Clicking his nails, scratching his cheek . . .
Little by little the marshes grew more tangled and the water darker and deeper. She supposed they were headed toward the Great Dismal Swamp though she couldn’t imagine why. Just when it seemed they could go no farther because of the choked bogs, Garrett steered them into a large pine forest, which, to Lydia’s relief, was far cooler than the exposed swampland.
He found another path. He led her along it until they came to a steep hill. A series of rocks led to the top.
“I can’t climb that,” she said, struggling to sound defiant. “Not with my hands taped. I’ll slip.”
“Bullshit,” he muttered angrily, as if she were an idiot. “You got those nurse shoes on. They’ll hold you fine. Look at me. I’m, like, barefoot and I can climb it. Lookit my feet, look!” He held up the bottoms. They were callused and yellow. “Now get your ass up there. Only, when you get to the top don’t go any farther. You hear me? Hey, you listening?” Another hiss; a fleck of spittle touched her cheek and seemed to burn her skin like battery acid.
God, I hate you, she thought.
Lydia started to climb. She paused halfway, lookedback. Garrett was watching her closely, snapping his fingernails. Staring at her legs, encased in white stockings, his tongue teasing his front teeth. Then looking up higher, under her skirt.
Lydia continued to climb.
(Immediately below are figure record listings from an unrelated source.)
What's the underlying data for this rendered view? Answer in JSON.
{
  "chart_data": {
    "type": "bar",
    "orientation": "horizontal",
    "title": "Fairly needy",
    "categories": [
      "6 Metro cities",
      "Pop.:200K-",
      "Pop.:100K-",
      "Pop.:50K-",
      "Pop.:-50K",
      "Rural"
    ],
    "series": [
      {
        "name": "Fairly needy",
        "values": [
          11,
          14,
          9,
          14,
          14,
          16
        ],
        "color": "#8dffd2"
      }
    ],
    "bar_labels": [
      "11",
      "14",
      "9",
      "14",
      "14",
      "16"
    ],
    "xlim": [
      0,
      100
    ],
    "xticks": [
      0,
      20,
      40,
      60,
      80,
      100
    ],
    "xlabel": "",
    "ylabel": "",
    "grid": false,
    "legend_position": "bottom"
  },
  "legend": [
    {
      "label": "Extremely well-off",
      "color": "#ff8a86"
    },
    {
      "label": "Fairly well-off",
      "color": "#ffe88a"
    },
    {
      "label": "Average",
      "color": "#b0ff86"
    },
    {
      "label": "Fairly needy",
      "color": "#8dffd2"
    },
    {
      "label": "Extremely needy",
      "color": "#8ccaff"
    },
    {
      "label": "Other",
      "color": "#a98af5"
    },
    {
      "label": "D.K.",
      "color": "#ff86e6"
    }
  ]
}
Heard his hissing breath as he started up behind her.
At the top of the hill was a clearing and from it a single path led into a thick grove of pine trees. She started along the path, into the shade.
“Hey!” Garrett shouted. “Didn’t you hear me? I told you not to move!”
“I’m not trying to get away!” she cried. “It’s hot. I’m trying to get out of the sun.”
He pointed to the ground, twenty feet away. There was a thick blanket of pine boughs in the middle of the path. “You could’ve fallen in,” his voice rasped. “You could’ve ruined it.”
Lydia looked closely. The pine needles covered a wide pit.
“What’s under there?”
“It’s a deadfall trap.”
“What’s inside?”
“You know—a surprise for anybody coming after us.” He said this proudly, smirking, as if he’d been very clever to think of it.